Monica67 7 Jul 2014 at 14:04  
Excellent tips, effective example, too. I might have to check out that book. Thanks!
Cholontic 8 Jul 2014 at 09:45  
I agree with Monica67! A great article, thanks for sharing!
Fairchild 9 Jul 2014 at 13:23  
This article is the truth. I have especially noticed when all the body language slows the pace to a crawl or a start-stop jerky pace.
Saa 10 Jul 2014 at 16:50  

You've said just the thing new writers need to learn to improve, without fussing about "improving"!
Mysticat 11 Jul 2014 at 02:16  
I'm so glad you've found this article helpful. I like sharing what I've learned along the way. I think all of us have room for improvement and we're in this journey together.
Flywriter 12 Jul 2014 at 16:05  
I agree with what you suggestions. I find in my own unpolished drafts, and the critiques I give to others stories here, we newish authors tend to work to hard at telling the reader what the character is doing instead of giving a hint and letting their imagination fill the scene. Good suggestions. I'll check out Margie Lawson's workshop notes.
Dtrevi119 23 Jul 2014 at 01:36  
Good article, this is something I've been trying to work on as I just learned I have the bad habit of over adjectiving.

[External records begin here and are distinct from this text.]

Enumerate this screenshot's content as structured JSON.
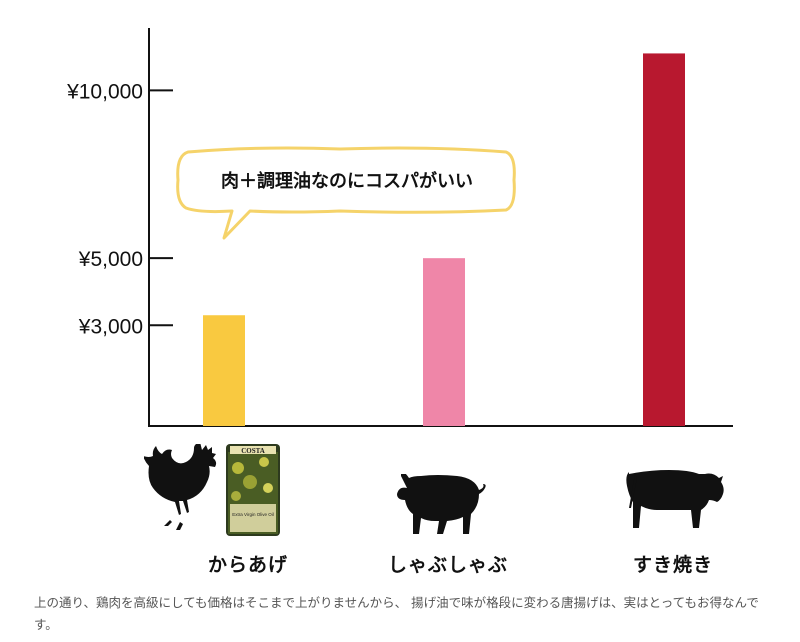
{
  "chart_data": {
    "type": "bar",
    "categories": [
      "からあげ",
      "しゃぶしゃぶ",
      "すき焼き"
    ],
    "values": [
      3300,
      5000,
      11100
    ],
    "colors": [
      "#f9c940",
      "#ef86a8",
      "#b8182f"
    ],
    "yticks": [
      3000,
      5000,
      10000
    ],
    "ytick_labels": [
      "¥3,000",
      "¥5,000",
      "¥10,000"
    ],
    "ylim": [
      0,
      11500
    ],
    "grid": false,
    "annotation": "肉＋調理油なのにコスパがいい"
  },
  "icons": {
    "karaage": [
      "rooster-icon",
      "olive-oil-can-icon"
    ],
    "shabu": "pig-icon",
    "sukiyaki": "cow-icon"
  },
  "oil_can_label": {
    "brand": "COSTA",
    "line": "Extra Virgin Olive Oil"
  },
  "caption": "上の通り、鶏肉を高級にしても価格はそこまで上がりませんから、 揚げ油で味が格段に変わる唐揚げは、実はとってもお得なんです。"
}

Soteris 14 Aug 2014 at 20:32  
I am new to writing and this was very helpful to me for my upcoming competition. Thanks for the tips
Paplu12 14 Aug 2014 at 21:46  
Good article. Something I have always struggled with as a writer is being too wordy. As I have been writing more regularly, I really tried to focus and being as too the point as possible, and have come to use the dialogue as a tool to express what is happening in the scene. I definitely discovered that sharp dialogue could be way more effective that all of the modifiers put in to explain what was going on. I love to see someone write it out like that for all of us out there who need that little bit of insight.
Imagination is more important than knowledge for knowledge is limited to all we now know and understand, while imagination embraces the entire world, and all there ever will be to know and understand.